Time Period Typical Value Retained What Happens
Year 1 60-80% Steepest drop — the "new to used" transition hits hardest
Year 3 50-70% Depreciation slows; warranty may have expired, triggering a smaller dip
Year 5 45-65% Most watches stabilize around this point; service costs become a factor
Year 10 40-60% Value largely stable; vintage appeal may begin for discontinued models

Important caveat: these ranges represent typical mid-luxury watches (Omega, Breitling, TAG Heuer). Rolex and Patek Philippe timelines look very different — many models are above 100% of retail at every point in this timeline. Conversely, fashion watches from non-horological brands may retain only 10-20% after 5 years.
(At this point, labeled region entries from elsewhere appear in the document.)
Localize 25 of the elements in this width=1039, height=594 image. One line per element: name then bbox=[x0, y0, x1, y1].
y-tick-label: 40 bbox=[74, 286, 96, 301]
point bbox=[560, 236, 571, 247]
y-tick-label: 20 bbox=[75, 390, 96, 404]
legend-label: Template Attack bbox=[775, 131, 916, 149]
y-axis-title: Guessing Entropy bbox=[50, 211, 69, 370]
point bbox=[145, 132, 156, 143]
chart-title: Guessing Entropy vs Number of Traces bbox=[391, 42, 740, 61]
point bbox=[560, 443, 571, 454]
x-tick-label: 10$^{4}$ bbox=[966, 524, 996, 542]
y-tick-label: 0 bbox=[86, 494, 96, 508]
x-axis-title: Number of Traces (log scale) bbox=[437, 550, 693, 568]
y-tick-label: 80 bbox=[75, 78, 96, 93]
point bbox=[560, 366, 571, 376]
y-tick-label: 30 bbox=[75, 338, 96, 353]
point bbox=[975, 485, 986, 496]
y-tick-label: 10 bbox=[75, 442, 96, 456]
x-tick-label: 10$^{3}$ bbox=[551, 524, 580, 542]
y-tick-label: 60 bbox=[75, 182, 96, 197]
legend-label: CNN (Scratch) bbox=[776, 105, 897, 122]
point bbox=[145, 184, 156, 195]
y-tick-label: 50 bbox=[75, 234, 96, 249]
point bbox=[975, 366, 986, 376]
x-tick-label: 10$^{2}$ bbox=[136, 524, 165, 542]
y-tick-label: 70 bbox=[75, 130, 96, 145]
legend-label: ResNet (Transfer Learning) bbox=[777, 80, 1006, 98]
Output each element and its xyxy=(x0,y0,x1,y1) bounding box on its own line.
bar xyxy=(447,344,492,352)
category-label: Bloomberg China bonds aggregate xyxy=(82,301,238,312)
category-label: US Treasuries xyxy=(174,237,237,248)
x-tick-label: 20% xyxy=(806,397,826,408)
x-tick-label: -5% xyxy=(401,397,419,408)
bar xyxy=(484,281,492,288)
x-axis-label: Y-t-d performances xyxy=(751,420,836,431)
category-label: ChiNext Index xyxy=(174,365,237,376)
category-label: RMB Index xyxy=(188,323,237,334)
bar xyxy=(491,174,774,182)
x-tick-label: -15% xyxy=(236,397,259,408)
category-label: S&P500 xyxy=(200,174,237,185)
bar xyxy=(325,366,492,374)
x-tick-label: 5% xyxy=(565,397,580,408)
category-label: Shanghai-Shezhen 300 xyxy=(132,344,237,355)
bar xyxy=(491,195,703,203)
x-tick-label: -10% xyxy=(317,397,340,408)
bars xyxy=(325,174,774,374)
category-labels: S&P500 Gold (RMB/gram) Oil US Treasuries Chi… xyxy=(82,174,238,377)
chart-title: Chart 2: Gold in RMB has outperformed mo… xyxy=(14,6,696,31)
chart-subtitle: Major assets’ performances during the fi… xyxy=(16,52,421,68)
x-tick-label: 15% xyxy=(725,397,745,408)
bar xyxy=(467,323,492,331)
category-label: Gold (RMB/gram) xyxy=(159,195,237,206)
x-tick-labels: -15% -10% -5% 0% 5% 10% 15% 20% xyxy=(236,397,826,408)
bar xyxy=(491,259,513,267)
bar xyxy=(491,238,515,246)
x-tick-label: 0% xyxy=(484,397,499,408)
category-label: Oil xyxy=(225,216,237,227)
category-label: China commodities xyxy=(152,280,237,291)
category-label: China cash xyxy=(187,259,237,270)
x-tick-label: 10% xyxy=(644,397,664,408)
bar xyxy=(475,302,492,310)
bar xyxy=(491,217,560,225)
Best value retention by price tier

If preserving value is a priority, here are the watches that hold their value best at each price point.

Under $1,000

At this price tier, percentage depreciation is high but absolute dollar loss is low. The best value retainers are Seiko watches (especially the Prospex and Presage lines), Casio G-Shock (particularly limited editions), and the Tissot PRX. These watches lose 20-40% but are affordable enough that the dollar loss is modest.

$1,000 to $5,000

Tudor is the standout brand in this range. The Black Bay line holds value exceptionally well, losing only 10-20% in the first year. The Omega Speedmaster Moonwatch is another strong performer. Hamilton and Longines lose more but offer excellent value for the money.

$5,000 to $15,000

This is Rolex territory, and steel sports Rolex models are the undisputed champions of value retention. The Submariner, GMT-Master II, and Explorer all hold or increase in value. The Omega Seamaster 300M and Cartier Santos also perform well in this range.

$15,000 and above

Patek Philippe Nautilus, Aquanaut, and Calatrava lead this tier. Audemars Piguet Royal Oak (especially the 15500ST and 15202ST) also performs exceptionally. The Rolex Daytona and GMT-Master II "Pepsi" in steel consistently trade above retail. At this level, buying the right reference can be genuinely profitable.